Key Architectural Decision: Why DMA Won
The blog spends significant time justifying DMA over custom CUDA kernels. Here's why this matters:
Before v0.12.0:
- Fragmented blocks (8-72 KB)
- Custom kernels needed to batch small transfers
- Lower throughput but necessary
After v0.12.0:
- Contiguous blocks (0.5-2.5 MB)
- DMA shines at this size (83 GB/s)
- No GPU core interference
Lesson: Architecture changes (memory layout) unlocked a simpler, faster solution (DMA).
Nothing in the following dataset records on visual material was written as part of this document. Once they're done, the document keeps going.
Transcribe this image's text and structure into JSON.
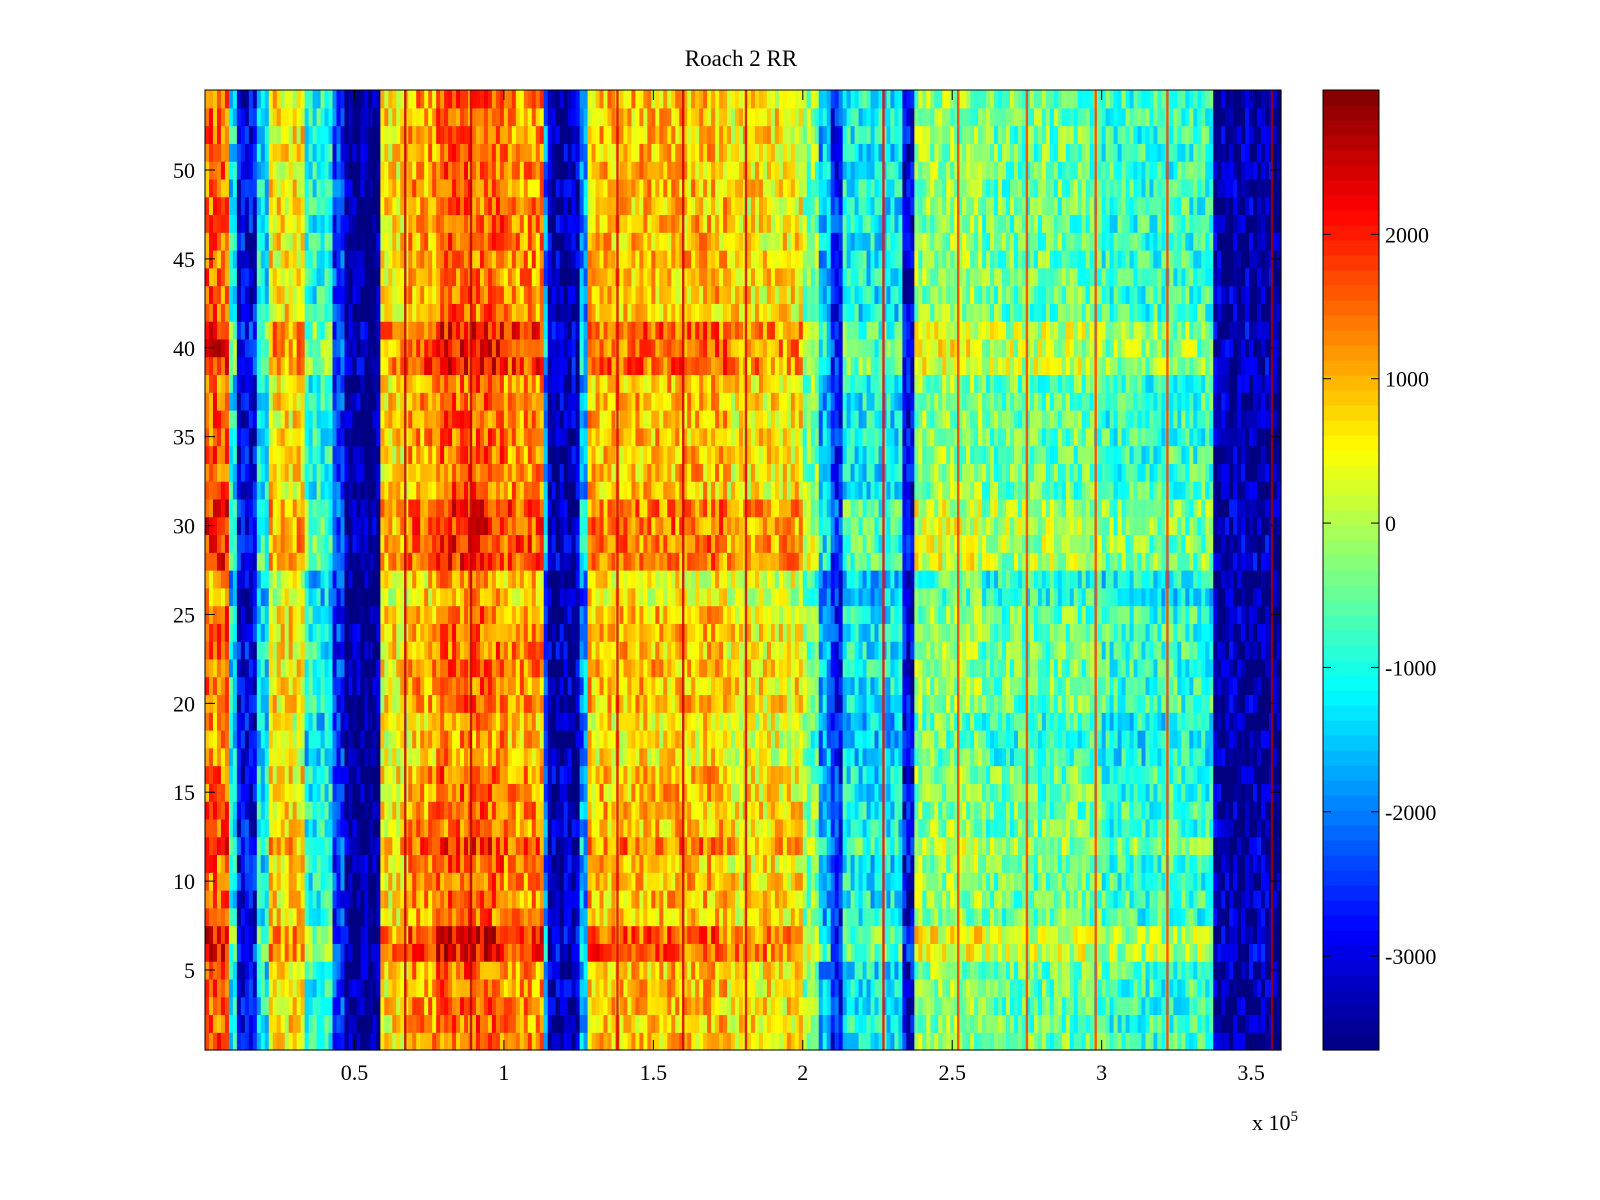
{
  "chart_data": {
    "type": "heatmap",
    "title": "Roach 2 RR",
    "xlabel": "",
    "ylabel": "",
    "x_multiplier_label": {
      "base": "x 10",
      "exponent": "5"
    },
    "xlim": [
      0,
      3.6
    ],
    "ylim": [
      0.5,
      54.5
    ],
    "x_ticks": [
      {
        "value": 0.5,
        "label": "0.5"
      },
      {
        "value": 1,
        "label": "1"
      },
      {
        "value": 1.5,
        "label": "1.5"
      },
      {
        "value": 2,
        "label": "2"
      },
      {
        "value": 2.5,
        "label": "2.5"
      },
      {
        "value": 3,
        "label": "3"
      },
      {
        "value": 3.5,
        "label": "3.5"
      }
    ],
    "y_ticks": [
      {
        "value": 5,
        "label": "5"
      },
      {
        "value": 10,
        "label": "10"
      },
      {
        "value": 15,
        "label": "15"
      },
      {
        "value": 20,
        "label": "20"
      },
      {
        "value": 25,
        "label": "25"
      },
      {
        "value": 30,
        "label": "30"
      },
      {
        "value": 35,
        "label": "35"
      },
      {
        "value": 40,
        "label": "40"
      },
      {
        "value": 45,
        "label": "45"
      },
      {
        "value": 50,
        "label": "50"
      }
    ],
    "rows": 54,
    "colorbar": {
      "colormap": "jet",
      "range": [
        -3650,
        3000
      ],
      "ticks": [
        {
          "value": 2000,
          "label": "2000"
        },
        {
          "value": 1000,
          "label": "1000"
        },
        {
          "value": 0,
          "label": "0"
        },
        {
          "value": -1000,
          "label": "-1000"
        },
        {
          "value": -2000,
          "label": "-2000"
        },
        {
          "value": -3000,
          "label": "-3000"
        }
      ]
    },
    "column_bands": [
      {
        "x0": 0.0,
        "x1": 0.08,
        "mean": 1500
      },
      {
        "x0": 0.08,
        "x1": 0.11,
        "mean": -1200
      },
      {
        "x0": 0.11,
        "x1": 0.17,
        "mean": -2900
      },
      {
        "x0": 0.17,
        "x1": 0.21,
        "mean": -1200
      },
      {
        "x0": 0.21,
        "x1": 0.33,
        "mean": 600
      },
      {
        "x0": 0.33,
        "x1": 0.43,
        "mean": -1000
      },
      {
        "x0": 0.43,
        "x1": 0.46,
        "mean": -2500
      },
      {
        "x0": 0.46,
        "x1": 0.59,
        "mean": -3500
      },
      {
        "x0": 0.59,
        "x1": 0.68,
        "mean": 600
      },
      {
        "x0": 0.68,
        "x1": 0.78,
        "mean": 1100
      },
      {
        "x0": 0.78,
        "x1": 1.0,
        "mean": 1500
      },
      {
        "x0": 1.0,
        "x1": 1.13,
        "mean": 1200
      },
      {
        "x0": 1.13,
        "x1": 1.15,
        "mean": -2000
      },
      {
        "x0": 1.15,
        "x1": 1.25,
        "mean": -3300
      },
      {
        "x0": 1.25,
        "x1": 1.28,
        "mean": -1800
      },
      {
        "x0": 1.28,
        "x1": 1.42,
        "mean": 900
      },
      {
        "x0": 1.42,
        "x1": 1.75,
        "mean": 900
      },
      {
        "x0": 1.75,
        "x1": 2.0,
        "mean": 600
      },
      {
        "x0": 2.0,
        "x1": 2.06,
        "mean": -300
      },
      {
        "x0": 2.06,
        "x1": 2.09,
        "mean": -1600
      },
      {
        "x0": 2.09,
        "x1": 2.14,
        "mean": -2600
      },
      {
        "x0": 2.14,
        "x1": 2.23,
        "mean": -1100
      },
      {
        "x0": 2.23,
        "x1": 2.33,
        "mean": -1200
      },
      {
        "x0": 2.33,
        "x1": 2.37,
        "mean": -3000
      },
      {
        "x0": 2.37,
        "x1": 2.6,
        "mean": -200
      },
      {
        "x0": 2.6,
        "x1": 3.0,
        "mean": -500
      },
      {
        "x0": 3.0,
        "x1": 3.38,
        "mean": -800
      },
      {
        "x0": 3.38,
        "x1": 3.57,
        "mean": -3400
      },
      {
        "x0": 3.57,
        "x1": 3.6,
        "mean": -3600
      }
    ],
    "vertical_streaks": [
      {
        "x": 0.55,
        "value": -3600
      },
      {
        "x": 0.67,
        "value": 2600
      },
      {
        "x": 0.89,
        "value": 2600
      },
      {
        "x": 1.38,
        "value": 2400
      },
      {
        "x": 1.6,
        "value": 2500
      },
      {
        "x": 1.81,
        "value": 2400
      },
      {
        "x": 2.27,
        "value": 2200
      },
      {
        "x": 2.52,
        "value": 1800
      },
      {
        "x": 2.75,
        "value": 1800
      },
      {
        "x": 2.98,
        "value": 1800
      },
      {
        "x": 3.22,
        "value": 1800
      },
      {
        "x": 3.57,
        "value": 2800
      }
    ]
  }
}
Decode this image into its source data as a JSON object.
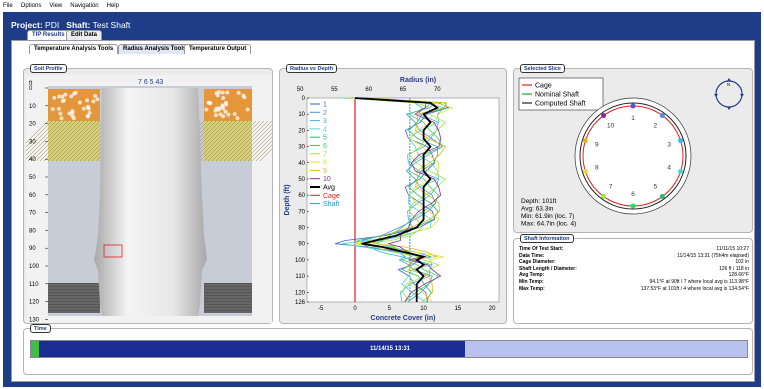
{
  "menu": [
    "File",
    "Options",
    "View",
    "Navigation",
    "Help"
  ],
  "project": {
    "label": "Project:",
    "name": "PDI",
    "shaft_label": "Shaft:",
    "shaft": "Test Shaft"
  },
  "top_tabs": [
    "TIP Results",
    "Edit Data"
  ],
  "sub_tabs": [
    "Temperature Analysis Tools",
    "Radius Analysis Tools",
    "Temperature Output"
  ],
  "soil": {
    "title": "Soil Profile",
    "unit": "ft",
    "depth_ticks": [
      "0",
      "10",
      "20",
      "30",
      "40",
      "50",
      "60",
      "70",
      "80",
      "90",
      "100",
      "110",
      "120",
      "130"
    ],
    "top_labels": "7 6 5 43"
  },
  "radius_panel": {
    "title": "Radius vs Depth"
  },
  "slice": {
    "title": "Selected Slice",
    "legend": [
      "Cage",
      "Nominal Shaft",
      "Computed Shaft"
    ],
    "colors": [
      "#e0201b",
      "#22a03a",
      "#222222"
    ],
    "points": [
      "1",
      "2",
      "3",
      "4",
      "5",
      "6",
      "7",
      "8",
      "9",
      "10"
    ],
    "stats": [
      "Depth: 101ft",
      "Avg: 63.3in",
      "Min: 61.9in (loc. 7)",
      "Max: 64.7in (loc. 4)"
    ]
  },
  "info": {
    "title": "Shaft Information",
    "rows": [
      {
        "k": "Time Of Test Start:",
        "v": "11/11/15 10:27"
      },
      {
        "k": "Data Time:",
        "v": "11/14/15 13:31 (75h4m elapsed)"
      },
      {
        "k": "Cage Diameter:",
        "v": "102 in"
      },
      {
        "k": "Shaft Length / Diameter:",
        "v": "126 ft / 118 in"
      },
      {
        "k": "Avg Temp:",
        "v": "128.66°F"
      },
      {
        "k": "Min Temp:",
        "v": "94.1°F at 90ft / 7 where local avg is 113.98°F"
      },
      {
        "k": "Max Temp:",
        "v": "137.53°F at 101ft / 4 where local avg is 134.54°F"
      }
    ]
  },
  "time": {
    "title": "Time",
    "value": "11/14/15 13:31",
    "progress": 0.6
  },
  "chart_data": {
    "type": "line",
    "title": "Radius (in)",
    "xlabel": "Concrete Cover (in)",
    "ylabel": "Depth (ft)",
    "top_ticks": [
      "50",
      "55",
      "60",
      "65",
      "70"
    ],
    "bottom_ticks": [
      "-5",
      "0",
      "5",
      "10",
      "15",
      "20"
    ],
    "y_ticks": [
      "0",
      "10",
      "20",
      "30",
      "40",
      "50",
      "60",
      "70",
      "80",
      "90",
      "100",
      "110",
      "120",
      "126"
    ],
    "xlim": [
      -7,
      21
    ],
    "ylim": [
      0,
      126
    ],
    "legend": [
      "1",
      "2",
      "3",
      "4",
      "5",
      "6",
      "7",
      "8",
      "9",
      "10",
      "Avg",
      "Cage",
      "Shaft"
    ],
    "colors": [
      "#3a63d6",
      "#4d8fe0",
      "#38b8e0",
      "#4fd5d5",
      "#29b873",
      "#38d45a",
      "#a4e040",
      "#e6e038",
      "#e0b81d",
      "#8a2a9a",
      "#000000",
      "#e0201b",
      "#2a9ad0"
    ],
    "cage_x": 0,
    "shaft_x": 8,
    "series_profile": {
      "depth": [
        0,
        3,
        6,
        10,
        15,
        20,
        25,
        30,
        35,
        40,
        45,
        50,
        55,
        60,
        65,
        70,
        75,
        80,
        85,
        88,
        90,
        92,
        95,
        98,
        100,
        103,
        106,
        110,
        115,
        120,
        126
      ],
      "avg": [
        0,
        11,
        12,
        10,
        11,
        10,
        10,
        11,
        10,
        10,
        10,
        11,
        10,
        10,
        10,
        10,
        10,
        9,
        6,
        3,
        1,
        4,
        7,
        10,
        9,
        10,
        9,
        10,
        9,
        9,
        9
      ]
    }
  }
}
Sometimes the right abstraction makes the obvious approach work.
What They Didn't Benchmark: Multi-GPU Scenarios
Notably absent: How does this work with tensor parallelism across multiple GPUs?
Open question: When a model is split across 4 GPUs, does offloading transfer from all 4 in parallel? Or serialize? The blog doesn't say.
Implication for production: Users running Llama-70B on 4x A100s need to test this themselves.
The Prometheus Metrics Gap
The blog mentions monitoring but doesn't provide metric names. Based on vLLM patterns, expect:
vllm_kv_offload_total # Count of offload operations
vllm_kv_offload_bytes # Bytes moved to CPU
vllm_kv_reload_total # Count of reload operations
vllm_kv_cache_hit_rate # % requests with CPU cache hit
Production gap: No guidance on what "good" values look like. Cache hit rate >70% likely ideal based on throughput curves.
Practical Takeaways: What to Actually Do
Distilling the blog's findings into actionable advice:
Start Simple
vllm serve <model> \
--kv-offloading-backend native \
--kv-offloading-size 64 # Start with 64GB
Monitor cache hit rate. If low (<50%), you need more CPU DRAM or less concurrency.
Size the CPU Cache
Rule of thumb from benchmarks:
- 1 GB per 1000 tokens of active working set
- For 100 concurrent 8K-token requests: ~800GB
- Obviously impractical → tune based on hit rate
Practical sizing:
- 16GB: Minimal (handles ~20 concurrent 8K requests)
- 64GB: Good (handles ~80 concurrent 8K requests)
- 128GB: Excellent (handles ~160 concurrent 8K requests)
Know Your Break-Even Point
From the TTFT numbers:
- 8K tokens: 22x benefit → use offloading
- 2K tokens: 10x benefit → probably use offloading
- 512 tokens: 2x benefit → maybe skip (low ROI)
If your median prompt is <1K tokens, this feature might not be worth the complexity.
Combine with LMCache for Maximum Effect
vllm serve <model> \
--kv-offloading-backend native \
--kv-offloading-size 64 \
--enable-lmcache \
--lmcache-config redis.yaml
Stack the benefits:
- LMCache handles cross-instance sharing (chunk-level)
- Native offloading handles local preemption (DMA-fast)
- Best of both worlds
Conclusion: A Narrow but Powerful Tool
The vLLM blog post describes a feature that solves one specific problem exceptionally well: avoiding recomputation after GPU memory preemption.
What it is:
- Memory extension for single vLLM instance
- DMA-based GPU↔CPU transfers
- Massive TTFT reduction (2-22x)
- Up to 9x throughput with high cache hit rates
What it isn't:
- Distributed cache (use LMCache for that)
- Persistent storage (lost on restart)
- Position-independent matching (prefix-based only)
The real finding: Adding $400 of CPU DRAM can 10x throughput on a $30,000 GPU. The ROI is absurd for high-concurrency, long-context workloads.
For production LLM deployments running vLLM with memory pressure and long contexts, this isn't optional — it's table stakes.